The viruses bind to a cell through interactions between its hemagglutinin glycoprotein and sialic acid sugars on the surfaces of epithelial cells in the lung and throat (Stage 1 in infection figure). The cell imports the virus by endocytosis. In the acidic endosome, part of the haemagglutinin protein fuses the viral envelope with the vacuole's membrane, releasing the viral RNA (vRNA) molecules, accessory proteins and RNA-dependent RNA polymerase into the cytoplasm (Stage 2). These proteins and vRNA form a complex that is transported into the cell nucleus, where the RNA-dependent RNA transcriptase begins transcribing complementary positive-sense vRNA (Steps 3a and b). The vRNA is either exported into the cytoplasm and translated (step 4), or remains in the nucleus. Newly-synthesised viral proteins are either secreted through the Golgi apparatus onto the cell surface (in the case of neuraminidase and hemagglutinin, step 5b) or transported back into the nucleus to bind vRNA and form new viral genome particles (step 5a). Other viral proteins have multiple actions in the host cell, including degrading cellular mRNA and using the released nucleotides for vRNA synthesis and also inhibiting translation of host-cell mRNAs.

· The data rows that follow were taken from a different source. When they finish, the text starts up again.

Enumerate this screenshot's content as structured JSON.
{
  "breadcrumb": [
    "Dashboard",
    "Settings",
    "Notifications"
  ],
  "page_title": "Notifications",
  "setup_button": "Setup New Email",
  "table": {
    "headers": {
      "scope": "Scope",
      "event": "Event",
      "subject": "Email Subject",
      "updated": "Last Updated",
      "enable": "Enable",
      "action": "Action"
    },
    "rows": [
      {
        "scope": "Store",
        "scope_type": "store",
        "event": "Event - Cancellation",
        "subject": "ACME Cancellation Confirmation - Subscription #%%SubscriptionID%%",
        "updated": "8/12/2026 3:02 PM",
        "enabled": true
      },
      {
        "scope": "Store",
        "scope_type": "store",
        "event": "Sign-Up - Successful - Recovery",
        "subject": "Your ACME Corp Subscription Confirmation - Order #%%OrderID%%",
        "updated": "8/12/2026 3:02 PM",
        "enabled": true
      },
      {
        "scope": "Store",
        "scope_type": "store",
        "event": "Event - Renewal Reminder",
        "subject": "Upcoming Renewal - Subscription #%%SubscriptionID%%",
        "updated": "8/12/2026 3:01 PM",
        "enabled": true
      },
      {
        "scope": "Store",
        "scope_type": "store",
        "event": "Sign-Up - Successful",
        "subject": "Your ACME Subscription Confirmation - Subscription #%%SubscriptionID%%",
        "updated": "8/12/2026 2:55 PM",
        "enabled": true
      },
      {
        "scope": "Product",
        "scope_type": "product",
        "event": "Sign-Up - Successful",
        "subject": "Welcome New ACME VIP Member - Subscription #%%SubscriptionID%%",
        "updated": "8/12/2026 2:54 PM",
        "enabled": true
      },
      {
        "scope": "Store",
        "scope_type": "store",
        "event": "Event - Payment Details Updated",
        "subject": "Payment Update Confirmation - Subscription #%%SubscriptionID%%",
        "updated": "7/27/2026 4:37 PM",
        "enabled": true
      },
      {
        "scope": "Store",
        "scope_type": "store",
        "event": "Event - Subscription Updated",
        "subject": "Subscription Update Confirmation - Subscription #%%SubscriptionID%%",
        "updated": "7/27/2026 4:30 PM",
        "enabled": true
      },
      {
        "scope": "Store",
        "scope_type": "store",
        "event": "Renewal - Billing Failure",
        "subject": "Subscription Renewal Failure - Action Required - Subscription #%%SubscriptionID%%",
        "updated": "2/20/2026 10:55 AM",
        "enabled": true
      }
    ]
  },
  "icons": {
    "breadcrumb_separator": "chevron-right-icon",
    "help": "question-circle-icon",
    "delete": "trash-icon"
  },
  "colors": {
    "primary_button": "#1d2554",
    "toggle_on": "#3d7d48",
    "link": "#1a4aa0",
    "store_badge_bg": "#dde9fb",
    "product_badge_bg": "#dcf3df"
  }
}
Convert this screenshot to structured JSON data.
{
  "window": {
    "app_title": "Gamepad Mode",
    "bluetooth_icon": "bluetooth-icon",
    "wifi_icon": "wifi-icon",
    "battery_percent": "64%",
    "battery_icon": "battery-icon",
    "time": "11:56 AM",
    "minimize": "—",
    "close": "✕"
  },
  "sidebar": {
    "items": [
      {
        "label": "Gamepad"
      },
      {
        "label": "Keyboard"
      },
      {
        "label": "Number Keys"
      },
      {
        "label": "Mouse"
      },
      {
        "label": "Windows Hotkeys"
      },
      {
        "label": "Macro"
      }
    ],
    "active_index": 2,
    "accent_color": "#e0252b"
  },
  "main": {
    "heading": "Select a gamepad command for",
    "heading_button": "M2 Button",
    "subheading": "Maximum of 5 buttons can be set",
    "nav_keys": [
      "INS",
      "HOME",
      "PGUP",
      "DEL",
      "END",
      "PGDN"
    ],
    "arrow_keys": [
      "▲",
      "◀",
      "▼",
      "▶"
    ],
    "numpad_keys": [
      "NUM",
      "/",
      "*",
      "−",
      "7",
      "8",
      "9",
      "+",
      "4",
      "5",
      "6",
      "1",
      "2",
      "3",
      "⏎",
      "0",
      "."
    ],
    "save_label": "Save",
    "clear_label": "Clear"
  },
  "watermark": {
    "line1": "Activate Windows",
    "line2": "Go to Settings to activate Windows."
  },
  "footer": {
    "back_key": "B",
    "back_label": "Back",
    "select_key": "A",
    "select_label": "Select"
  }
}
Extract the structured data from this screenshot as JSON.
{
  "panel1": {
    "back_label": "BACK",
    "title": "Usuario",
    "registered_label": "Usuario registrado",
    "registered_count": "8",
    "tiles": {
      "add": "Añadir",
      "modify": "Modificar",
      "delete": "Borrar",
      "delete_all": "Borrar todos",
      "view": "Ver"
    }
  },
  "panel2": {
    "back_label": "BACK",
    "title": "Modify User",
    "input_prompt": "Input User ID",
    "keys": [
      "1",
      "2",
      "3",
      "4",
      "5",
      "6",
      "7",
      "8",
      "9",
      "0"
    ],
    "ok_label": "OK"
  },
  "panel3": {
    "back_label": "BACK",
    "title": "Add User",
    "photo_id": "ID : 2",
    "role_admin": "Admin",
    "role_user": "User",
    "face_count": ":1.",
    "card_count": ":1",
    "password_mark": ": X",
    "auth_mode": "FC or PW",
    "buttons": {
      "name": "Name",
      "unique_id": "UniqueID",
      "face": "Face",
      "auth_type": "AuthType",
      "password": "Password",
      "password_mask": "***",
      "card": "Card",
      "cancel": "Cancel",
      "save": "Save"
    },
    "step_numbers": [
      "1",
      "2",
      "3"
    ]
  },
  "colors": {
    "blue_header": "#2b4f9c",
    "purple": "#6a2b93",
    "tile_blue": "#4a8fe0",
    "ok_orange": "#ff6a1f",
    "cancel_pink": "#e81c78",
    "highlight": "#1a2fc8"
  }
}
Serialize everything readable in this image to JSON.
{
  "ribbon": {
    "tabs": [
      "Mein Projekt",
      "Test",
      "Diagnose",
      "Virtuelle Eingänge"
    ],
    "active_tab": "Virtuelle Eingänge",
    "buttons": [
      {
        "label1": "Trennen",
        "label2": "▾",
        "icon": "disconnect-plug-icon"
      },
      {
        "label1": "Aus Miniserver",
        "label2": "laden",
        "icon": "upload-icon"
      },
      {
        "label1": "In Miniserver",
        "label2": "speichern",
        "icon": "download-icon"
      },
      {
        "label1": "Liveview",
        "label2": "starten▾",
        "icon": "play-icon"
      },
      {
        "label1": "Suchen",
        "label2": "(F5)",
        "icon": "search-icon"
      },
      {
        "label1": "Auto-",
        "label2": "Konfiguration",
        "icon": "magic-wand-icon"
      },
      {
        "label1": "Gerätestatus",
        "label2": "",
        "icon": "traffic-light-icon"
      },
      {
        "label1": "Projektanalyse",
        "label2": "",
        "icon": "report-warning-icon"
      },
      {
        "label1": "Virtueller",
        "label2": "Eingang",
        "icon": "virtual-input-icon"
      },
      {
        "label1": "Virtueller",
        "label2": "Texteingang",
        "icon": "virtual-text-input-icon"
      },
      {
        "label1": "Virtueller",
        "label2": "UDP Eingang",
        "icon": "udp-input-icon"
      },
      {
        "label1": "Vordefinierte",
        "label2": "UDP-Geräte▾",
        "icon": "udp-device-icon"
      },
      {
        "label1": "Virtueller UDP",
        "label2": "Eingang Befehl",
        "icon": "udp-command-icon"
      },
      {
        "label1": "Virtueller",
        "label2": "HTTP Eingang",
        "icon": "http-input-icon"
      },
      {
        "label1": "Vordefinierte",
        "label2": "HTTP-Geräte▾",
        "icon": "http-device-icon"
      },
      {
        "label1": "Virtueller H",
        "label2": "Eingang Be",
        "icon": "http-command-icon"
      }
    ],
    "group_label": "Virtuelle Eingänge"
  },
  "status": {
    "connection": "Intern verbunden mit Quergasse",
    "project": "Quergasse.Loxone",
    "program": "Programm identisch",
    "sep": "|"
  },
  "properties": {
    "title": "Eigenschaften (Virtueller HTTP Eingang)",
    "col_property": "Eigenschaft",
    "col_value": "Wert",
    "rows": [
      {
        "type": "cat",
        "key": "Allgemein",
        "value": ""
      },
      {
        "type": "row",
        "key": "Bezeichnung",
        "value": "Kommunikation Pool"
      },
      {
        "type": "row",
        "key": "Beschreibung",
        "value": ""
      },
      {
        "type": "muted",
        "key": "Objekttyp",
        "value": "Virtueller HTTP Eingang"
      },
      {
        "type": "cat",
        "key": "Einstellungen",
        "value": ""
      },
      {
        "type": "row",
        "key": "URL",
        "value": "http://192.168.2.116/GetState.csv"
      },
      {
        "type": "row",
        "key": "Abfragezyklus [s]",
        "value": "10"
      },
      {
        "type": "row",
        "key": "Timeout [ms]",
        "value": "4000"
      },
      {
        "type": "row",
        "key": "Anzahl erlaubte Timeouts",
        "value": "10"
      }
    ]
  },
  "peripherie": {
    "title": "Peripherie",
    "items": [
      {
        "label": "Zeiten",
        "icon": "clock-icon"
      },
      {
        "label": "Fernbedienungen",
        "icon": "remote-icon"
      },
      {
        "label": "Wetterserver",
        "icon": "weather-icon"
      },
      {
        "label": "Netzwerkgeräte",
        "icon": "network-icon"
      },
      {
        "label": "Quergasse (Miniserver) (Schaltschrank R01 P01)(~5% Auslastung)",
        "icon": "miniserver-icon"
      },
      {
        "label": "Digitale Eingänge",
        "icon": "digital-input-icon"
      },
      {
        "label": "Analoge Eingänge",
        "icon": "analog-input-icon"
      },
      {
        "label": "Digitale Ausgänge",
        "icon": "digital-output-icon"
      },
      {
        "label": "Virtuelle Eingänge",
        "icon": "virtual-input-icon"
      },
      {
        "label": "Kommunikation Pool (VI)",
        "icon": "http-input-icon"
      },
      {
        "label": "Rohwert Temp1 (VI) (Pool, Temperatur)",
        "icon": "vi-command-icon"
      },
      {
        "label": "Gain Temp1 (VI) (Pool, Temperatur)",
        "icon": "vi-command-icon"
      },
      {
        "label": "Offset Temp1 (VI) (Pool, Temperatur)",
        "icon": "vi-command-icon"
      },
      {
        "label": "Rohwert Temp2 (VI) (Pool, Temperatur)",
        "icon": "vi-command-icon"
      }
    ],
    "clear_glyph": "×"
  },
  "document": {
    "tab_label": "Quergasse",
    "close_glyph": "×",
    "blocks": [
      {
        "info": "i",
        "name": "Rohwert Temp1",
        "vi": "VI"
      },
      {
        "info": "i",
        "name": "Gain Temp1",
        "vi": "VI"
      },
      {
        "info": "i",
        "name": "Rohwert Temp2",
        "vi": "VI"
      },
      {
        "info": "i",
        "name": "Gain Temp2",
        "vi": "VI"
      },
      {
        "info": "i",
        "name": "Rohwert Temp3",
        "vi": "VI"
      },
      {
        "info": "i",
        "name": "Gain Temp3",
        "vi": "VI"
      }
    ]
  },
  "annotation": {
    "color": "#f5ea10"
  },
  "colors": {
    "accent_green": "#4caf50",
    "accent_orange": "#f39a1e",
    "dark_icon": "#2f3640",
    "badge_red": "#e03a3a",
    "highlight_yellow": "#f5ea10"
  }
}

Negative-sense vRNAs that form the genomes of future viruses, RNA-dependent RNA transcriptase, and other viral proteins are assembled into a virion. Hemagglutinin and neuraminidase molecules cluster into a bulge in the cell membrane. The vRNA and viral core proteins leave the nucleus and enter this membrane protrusion (step 6). The mature virus buds off from the cell in a sphere of host phospholipid membrane, acquiring hemagglutinin and neuraminidase with this membrane coat (step 7). As before, the viruses adhere to the cell through hemagglutinin; the mature viruses detach once their neuraminidase has cleaved sialic acid residues from the host cell. After the release of new influenza virus, the host cell dies.
Since RNA proofreading enzymes are absent, the RNA-dependent RNA transcriptase makes a single nucleotide insertion error roughly every 10 thousand nucleotides, which is the approximate length of the influenza vRNA. Hence, nearly every newly-manufactured influenza virus will contain a mutation in its genome. The separation of the genome into eight separate segments of vRNA allows mixing (reassortment) of the genes if more than one variety of influenza virus has infected the same cell (superinfection). The resulting alteration in the genome segments packaged in to viral progeny confers new behavior, sometimes the ability to infect new host species or to overcome protective immunity of host populations to its old genome (in which case it is called an antigenic shift).